The bomb can be launched by various types of aircraft and is able to withstand supersonic flight speed.
“The development engineering of the new B61-12 began in February 2012," according to the Air Force Technology website. "The first flight test of the bomb in the development was conducted by F-15E military aircraft in July 2015 and the baseline design review was completed in January 2016.”
The design and engineering was provided by Los Alamos National Laboratory and Sandia National Laboratories. After qualification flight tests for the bomb were completed in 2018, it entered the production engineering phase.
The issue would delay the delivery of the first production unit 18-20 months, although the delay may be reduced.
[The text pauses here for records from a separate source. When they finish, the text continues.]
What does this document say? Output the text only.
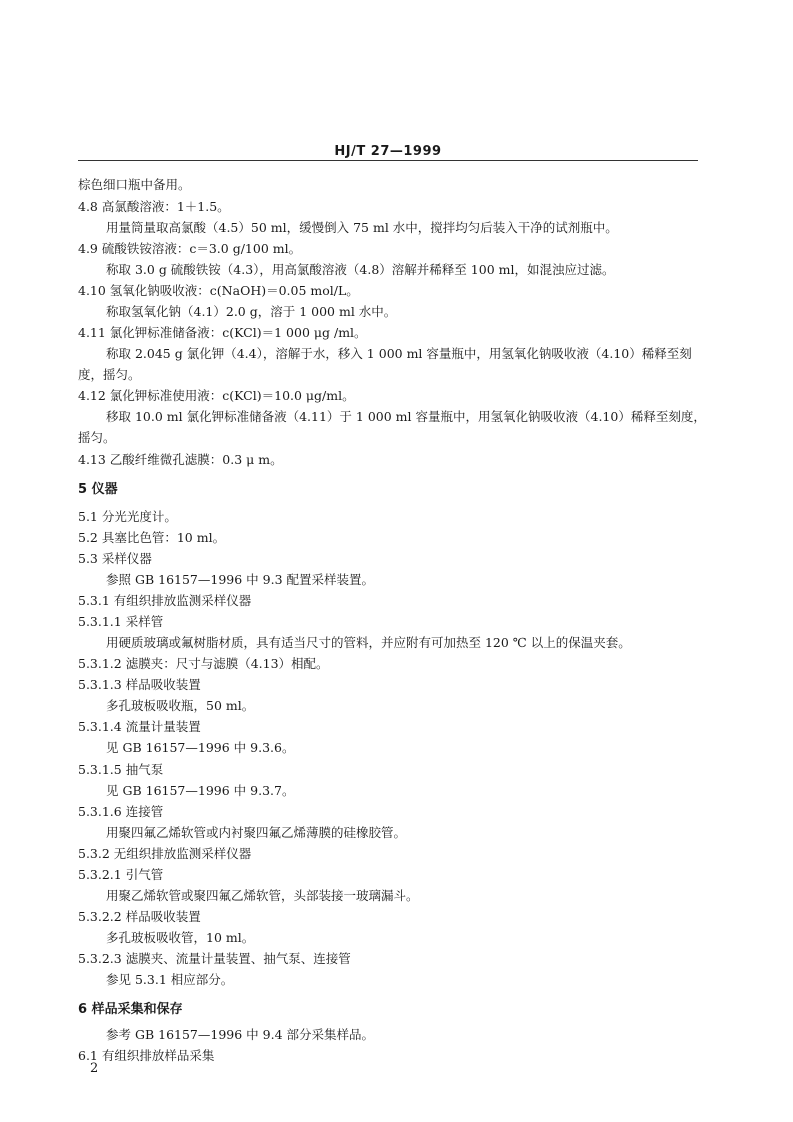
HJ/T 27—1999
棕色细口瓶中备用。
4.8 高氯酸溶液：1＋1.5。
用量筒量取高氯酸（4.5）50 ml，缓慢倒入 75 ml 水中，搅拌均匀后装入干净的试剂瓶中。
4.9 硫酸铁铵溶液：c＝3.0 g/100 ml。
称取 3.0 g 硫酸铁铵（4.3），用高氯酸溶液（4.8）溶解并稀释至 100 ml，如混浊应过滤。
4.10 氢氧化钠吸收液：c(NaOH)＝0.05 mol/L。
称取氢氧化钠（4.1）2.0 g，溶于 1 000 ml 水中。
4.11 氯化钾标准储备液：c(KCl)＝1 000 μg /ml。
称取 2.045 g 氯化钾（4.4），溶解于水，移入 1 000 ml 容量瓶中，用氢氧化钠吸收液（4.10）稀释至刻
度，摇匀。
4.12 氯化钾标准使用液：c(KCl)＝10.0 μg/ml。
移取 10.0 ml 氯化钾标准储备液（4.11）于 1 000 ml 容量瓶中，用氢氧化钠吸收液（4.10）稀释至刻度，
摇匀。
4.13 乙酸纤维微孔滤膜：0.3 μ m。
5 仪器
5.1 分光光度计。
5.2 具塞比色管：10 ml。
5.3 采样仪器
参照 GB 16157—1996 中 9.3 配置采样装置。
5.3.1 有组织排放监测采样仪器
5.3.1.1 采样管
用硬质玻璃或氟树脂材质，具有适当尺寸的管料，并应附有可加热至 120 ℃ 以上的保温夹套。
5.3.1.2 滤膜夹：尺寸与滤膜（4.13）相配。
5.3.1.3 样品吸收装置
多孔玻板吸收瓶，50 ml。
5.3.1.4 流量计量装置
见 GB 16157—1996 中 9.3.6。
5.3.1.5 抽气泵
见 GB 16157—1996 中 9.3.7。
5.3.1.6 连接管
用聚四氟乙烯软管或内衬聚四氟乙烯薄膜的硅橡胶管。
5.3.2 无组织排放监测采样仪器
5.3.2.1 引气管
用聚乙烯软管或聚四氟乙烯软管，头部装接一玻璃漏斗。
5.3.2.2 样品吸收装置
多孔玻板吸收管，10 ml。
5.3.2.3 滤膜夹、流量计量装置、抽气泵、连接管
参见 5.3.1 相应部分。
6 样品采集和保存
参考 GB 16157—1996 中 9.4 部分采集样品。
6.1 有组织排放样品采集
2
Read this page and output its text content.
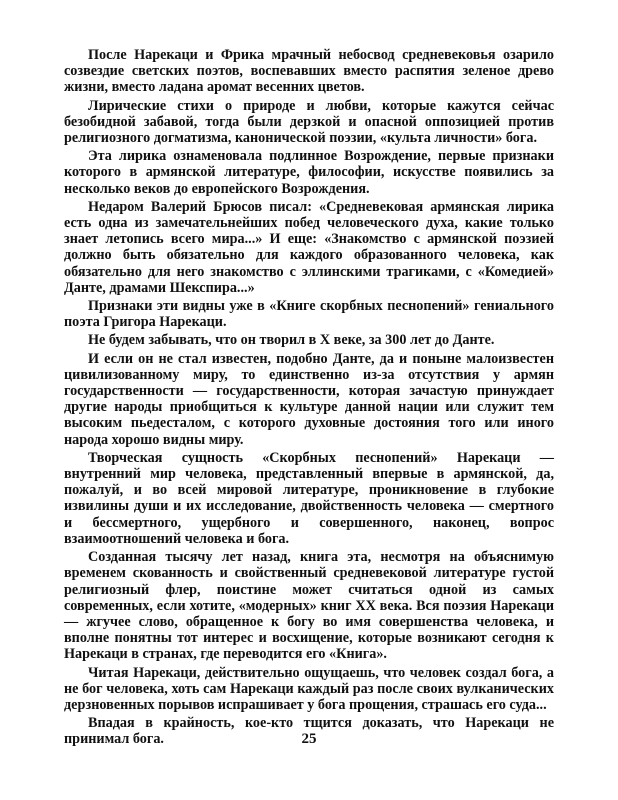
После Нарекаци и Фрика мрачный небосвод средневековья озарило созвездие светских поэтов, воспевавших вместо распятия зеленое древо жизни, вместо ладана аромат весенних цветов.

Лирические стихи о природе и любви, которые кажутся сейчас безобидной забавой, тогда были дерзкой и опасной оппозицией против религиозного догматизма, канонической поэзии, «культа личности» бога.

Эта лирика ознаменовала подлинное Возрождение, первые признаки которого в армянской литературе, философии, искусстве появились за несколько веков до европейского Возрождения.

Недаром Валерий Брюсов писал: «Средневековая армянская лирика есть одна из замечательнейших побед человеческого духа, какие только знает летопись всего мира...» И еще: «Знакомство с армянской поэзией должно быть обязательно для каждого образованного человека, как обязательно для него знакомство с эллинскими трагиками, с «Комедией» Данте, драмами Шекспира...»

Признаки эти видны уже в «Книге скорбных песнопений» гениального поэта Григора Нарекаци.

Не будем забывать, что он творил в X веке, за 300 лет до Данте.

И если он не стал известен, подобно Данте, да и поныне малоизвестен цивилизованному миру, то единственно из-за отсутствия у армян государственности — государственности, которая зачастую принуждает другие народы приобщиться к культуре данной нации или служит тем высоким пьедесталом, с которого духовные достояния того или иного народа хорошо видны миру.

Творческая сущность «Скорбных песнопений» Нарекаци — внутренний мир человека, представленный впервые в армянской, да, пожалуй, и во всей мировой литературе, проникновение в глубокие извилины души и их исследование, двойственность человека — смертного и бессмертного, ущербного и совершенного, наконец, вопрос взаимоотношений человека и бога.

Созданная тысячу лет назад, книга эта, несмотря на объяснимую временем скованность и свойственный средневековой литературе густой религиозный флер, поистине может считаться одной из самых современных, если хотите, «модерных» книг XX века. Вся поэзия Нарекаци — жгучее слово, обращенное к богу во имя совершенства человека, и вполне понятны тот интерес и восхищение, которые возникают сегодня к Нарекаци в странах, где переводится его «Книга».

Читая Нарекаци, действительно ощущаешь, что человек создал бога, а не бог человека, хоть сам Нарекаци каждый раз после своих вулканических дерзновенных порывов испрашивает у бога прощения, страшась его суда...

Впадая в крайность, кое-кто тщится доказать, что Нарекаци не принимал бога.	25
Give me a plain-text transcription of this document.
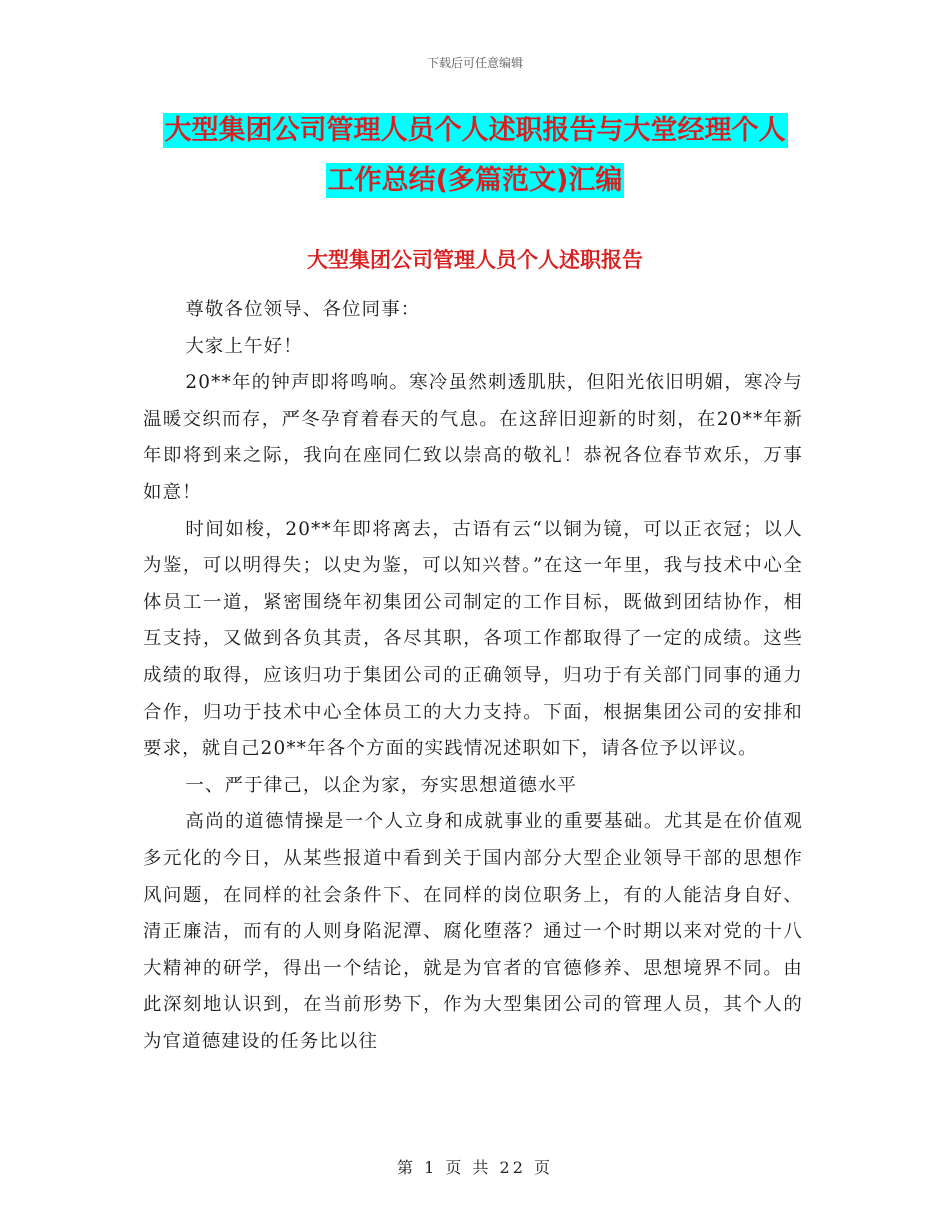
下载后可任意编辑
大型集团公司管理人员个人述职报告与大堂经理个人
工作总结(多篇范文)汇编
大型集团公司管理人员个人述职报告

尊敬各位领导、各位同事：

大家上午好！

20**年的钟声即将鸣响。寒冷虽然刺透肌肤，但阳光依旧明媚，寒冷与温暖交织而存，严冬孕育着春天的气息。在这辞旧迎新的时刻，在20**年新年即将到来之际，我向在座同仁致以崇高的敬礼！恭祝各位春节欢乐，万事如意！

时间如梭，20**年即将离去，古语有云“以铜为镜，可以正衣冠；以人为鉴，可以明得失；以史为鉴，可以知兴替。”在这一年里，我与技术中心全体员工一道，紧密围绕年初集团公司制定的工作目标，既做到团结协作，相互支持，又做到各负其责，各尽其职，各项工作都取得了一定的成绩。这些成绩的取得，应该归功于集团公司的正确领导，归功于有关部门同事的通力合作，归功于技术中心全体员工的大力支持。下面，根据集团公司的安排和要求，就自己20**年各个方面的实践情况述职如下，请各位予以评议。

一、严于律己，以企为家，夯实思想道德水平

高尚的道德情操是一个人立身和成就事业的重要基础。尤其是在价值观多元化的今日，从某些报道中看到关于国内部分大型企业领导干部的思想作风问题，在同样的社会条件下、在同样的岗位职务上，有的人能洁身自好、清正廉洁，而有的人则身陷泥潭、腐化堕落？通过一个时期以来对党的十八大精神的研学，得出一个结论，就是为官者的官德修养、思想境界不同。由此深刻地认识到，在当前形势下，作为大型集团公司的管理人员，其个人的为官道德建设的任务比以往

第 1 页 共 22 页
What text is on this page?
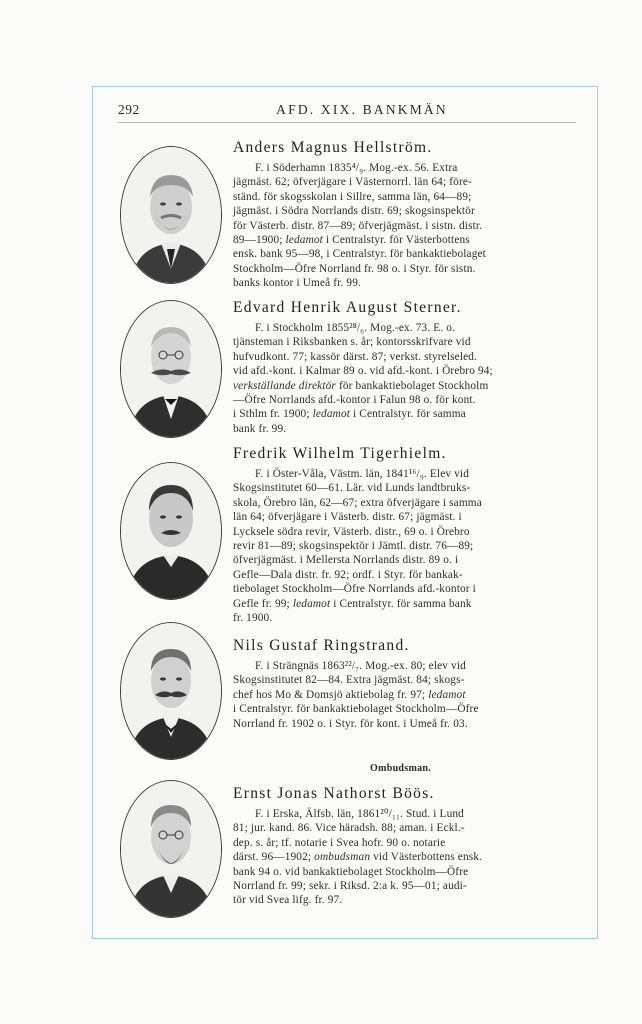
292	AFD. XIX. BANKMÄN
Anders Magnus Hellström.
F. i Söderhamn 1835⁴/₉. Mog.-ex. 56. Extra
jägmäst. 62; öfverjägare i Västernorrl. län 64; före-
ständ. för skogsskolan i Sillre, samma län, 64—89;
jägmäst. i Södra Norrlands distr. 69; skogsinspektör
för Västerb. distr. 87—89; öfverjägmäst. i sistn. distr.
89—1900; ledamot i Centralstyr. för Västerbottens
ensk. bank 95—98, i Centralstyr. för bankaktiebolaget
Stockholm—Öfre Norrland fr. 98 o. i Styr. för sistn.
banks kontor i Umeå fr. 99.
Edvard Henrik August Sterner.
F. i Stockholm 1855²⁸/₆. Mog.-ex. 73. E. o.
tjänsteman i Riksbanken s. år; kontorsskrifvare vid
hufvudkont. 77; kassör därst. 87; verkst. styrelseled.
vid afd.-kont. i Kalmar 89 o. vid afd.-kont. i Örebro 94;
verkställande direktör för bankaktiebolaget Stockholm
—Öfre Norrlands afd.-kontor i Falun 98 o. för kont.
i Sthlm fr. 1900; ledamot i Centralstyr. för samma
bank fr. 99.
Fredrik Wilhelm Tigerhielm.
F. i Öster-Våla, Västm. län, 1841¹⁶/₉. Elev vid
Skogsinstitutet 60—61. Lär. vid Lunds landtbruks-
skola, Örebro län, 62—67; extra öfverjägare i samma
län 64; öfverjägare i Västerb. distr. 67; jägmäst. i
Lycksele södra revir, Västerb. distr., 69 o. i Örebro
revir 81—89; skogsinspektör i Jämtl. distr. 76—89;
öfverjägmäst. i Mellersta Norrlands distr. 89 o. i
Gefle—Dala distr. fr. 92; ordf. i Styr. för bankak-
tiebolaget Stockholm—Öfre Norrlands afd.-kontor i
Gefle fr. 99; ledamot i Centralstyr. för samma bank
fr. 1900.
Nils Gustaf Ringstrand.
F. i Strängnäs 1863²²/₇. Mog.-ex. 80; elev vid
Skogsinstitutet 82—84. Extra jägmäst. 84; skogs-
chef hos Mo & Domsjö aktiebolag fr. 97; ledamot
i Centralstyr. för bankaktiebolaget Stockholm—Öfre
Norrland fr. 1902 o. i Styr. för kont. i Umeå fr. 03.
Ombudsman.
Ernst Jonas Nathorst Böös.
F. i Erska, Älfsb. län, 1861²⁰/₁₁. Stud. i Lund
81; jur. kand. 86. Vice häradsh. 88; aman. i Eckl.-
dep. s. år; tf. notarie i Svea hofr. 90 o. notarie
därst. 96—1902; ombudsman vid Västerbottens ensk.
bank 94 o. vid bankaktiebolaget Stockholm—Öfre
Norrland fr. 99; sekr. i Riksd. 2:a k. 95—01; audi-
tör vid Svea lifg. fr. 97.
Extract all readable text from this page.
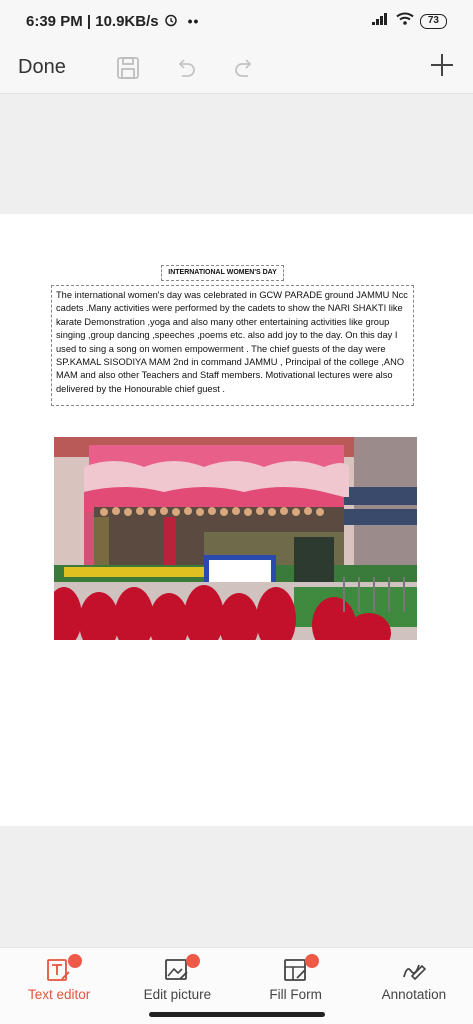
6:39 PM | 10.9KB/s ••	73
Done
INTERNATIONAL WOMEN'S DAY
The international women's day was celebrated in GCW PARADE ground JAMMU Ncc cadets .Many activities were performed by the cadets to show the NARI SHAKTI like karate Demonstration ,yoga and also many other entertaining activities like group singing ,group dancing ,speeches ,poems etc. also add joy to the day. On this day I used to sing a song on women empowerment . The chief guests of the day were SP.KAMAL SISODIYA MAM 2nd in command JAMMU , Principal of the college ,ANO MAM and also other Teachers and Staff members. Motivational lectures were also delivered by the Honourable chief guest .
Text editor	Edit picture	Fill Form	Annotation
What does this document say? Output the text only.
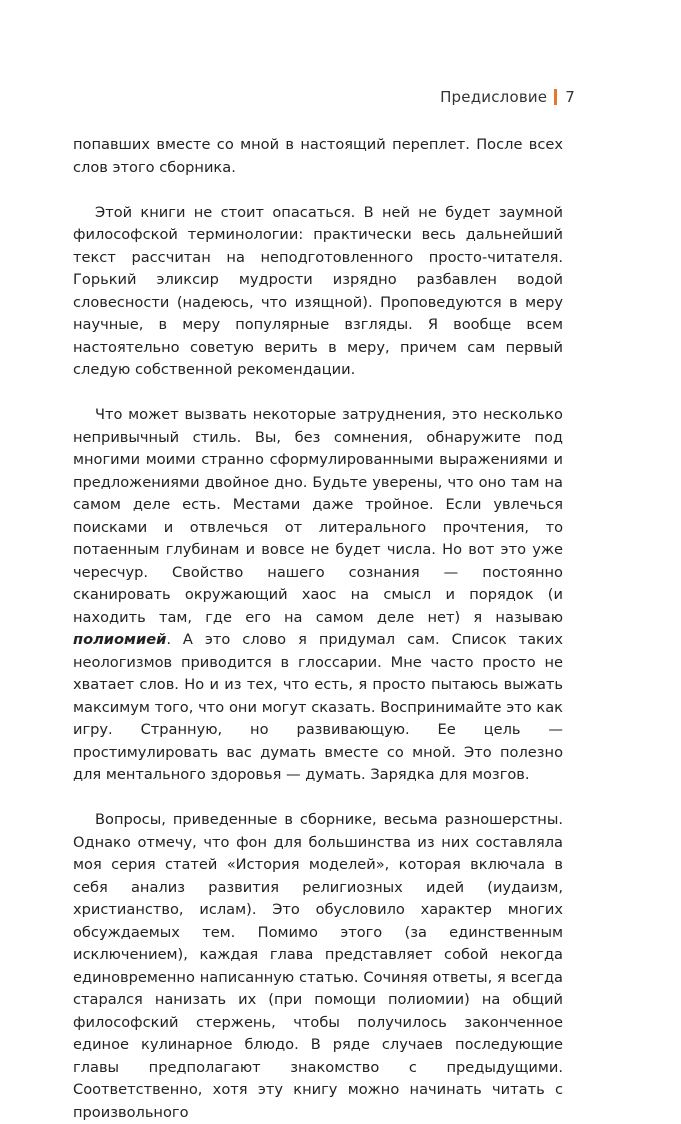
Предисловие 7

попавших вместе со мной в настоящий переплет. После всех слов этого сборника.

Этой книги не стоит опасаться. В ней не будет заумной философской терминологии: практически весь дальнейший текст рассчитан на неподготовленного просто-читателя. Горький эликсир мудрости изрядно разбавлен водой словесности (надеюсь, что изящной). Проповедуются в меру научные, в меру популярные взгляды. Я вообще всем настоятельно советую верить в меру, причем сам первый следую собственной рекомендации.

Что может вызвать некоторые затруднения, это несколько непривычный стиль. Вы, без сомнения, обнаружите под многими моими странно сформулированными выражениями и предложениями двойное дно. Будьте уверены, что оно там на самом деле есть. Местами даже тройное. Если увлечься поисками и отвлечься от литерального прочтения, то потаенным глубинам и вовсе не будет числа. Но вот это уже чересчур. Свойство нашего сознания — постоянно сканировать окружающий хаос на смысл и порядок (и находить там, где его на самом деле нет) я называю полиомией. А это слово я придумал сам. Список таких неологизмов приводится в глоссарии. Мне часто просто не хватает слов. Но и из тех, что есть, я просто пытаюсь выжать максимум того, что они могут сказать. Воспринимайте это как игру. Странную, но развивающую. Ее цель — простимулировать вас думать вместе со мной. Это полезно для ментального здоровья — думать. Зарядка для мозгов.

Вопросы, приведенные в сборнике, весьма разношерстны. Однако отмечу, что фон для большинства из них составляла моя серия статей «История моделей», которая включала в себя анализ развития религиозных идей (иудаизм, христианство, ислам). Это обусловило характер многих обсуждаемых тем. Помимо этого (за единственным исключением), каждая глава представляет собой некогда единовременно написанную статью. Сочиняя ответы, я всегда старался нанизать их (при помощи полиомии) на общий философский стержень, чтобы получилось законченное единое кулинарное блюдо. В ряде случаев последующие главы предполагают знакомство с предыдущими. Соответственно, хотя эту книгу можно начинать читать с произвольного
According to Verdon, “the parts were not at risk of failure under normal circumstances" but that the agency decided to replace the part now to ensure the long-term life of the weapons rather than risk their failures in the future.
The original commercial capacitator that costed about $5 per unit will be replaced by an upgraded one that can survive the lifetime of the unit and will cost $75 per unit, resulting in an increase in the total cost of the program by $600-700 million. The cost could be recouped by savings in future modernization, Verdon said.
Meanwhile, the Department of Defense has conducted tests of the new tail kit for B61-12.

The upgraded B61-12 will be certified on B-2 bomber aircraft, as well as other current and future American, British, and German models.
Improving Defense
According to the 2018 Nuclear Posture Review "expanding flexible U.S. nuclear options now, to include low-yield options, is important for the preservation of credible deterrence against regional aggression.""It will raise the nuclear threshold and help ensure that potential adversaries perceive no possible advantage in limited nuclear escalation, making nuclear employment less likely,” the review said.
U.S. capabilities will improve after the F-35A [fighter] is equipped with the B61-12 bomb.
The same report states that China also has NSNWs, and “North Korea either has, or soon will have, a small number of NSNWs, whereas the United States has no NSNWs that could be used in the near term in eastern Asia.”
The development of a guided nuclear bomb will also have implications on NATO allies once B61-12 will be deployed in Europe, replacing older unguided variants of the B61 weapon family.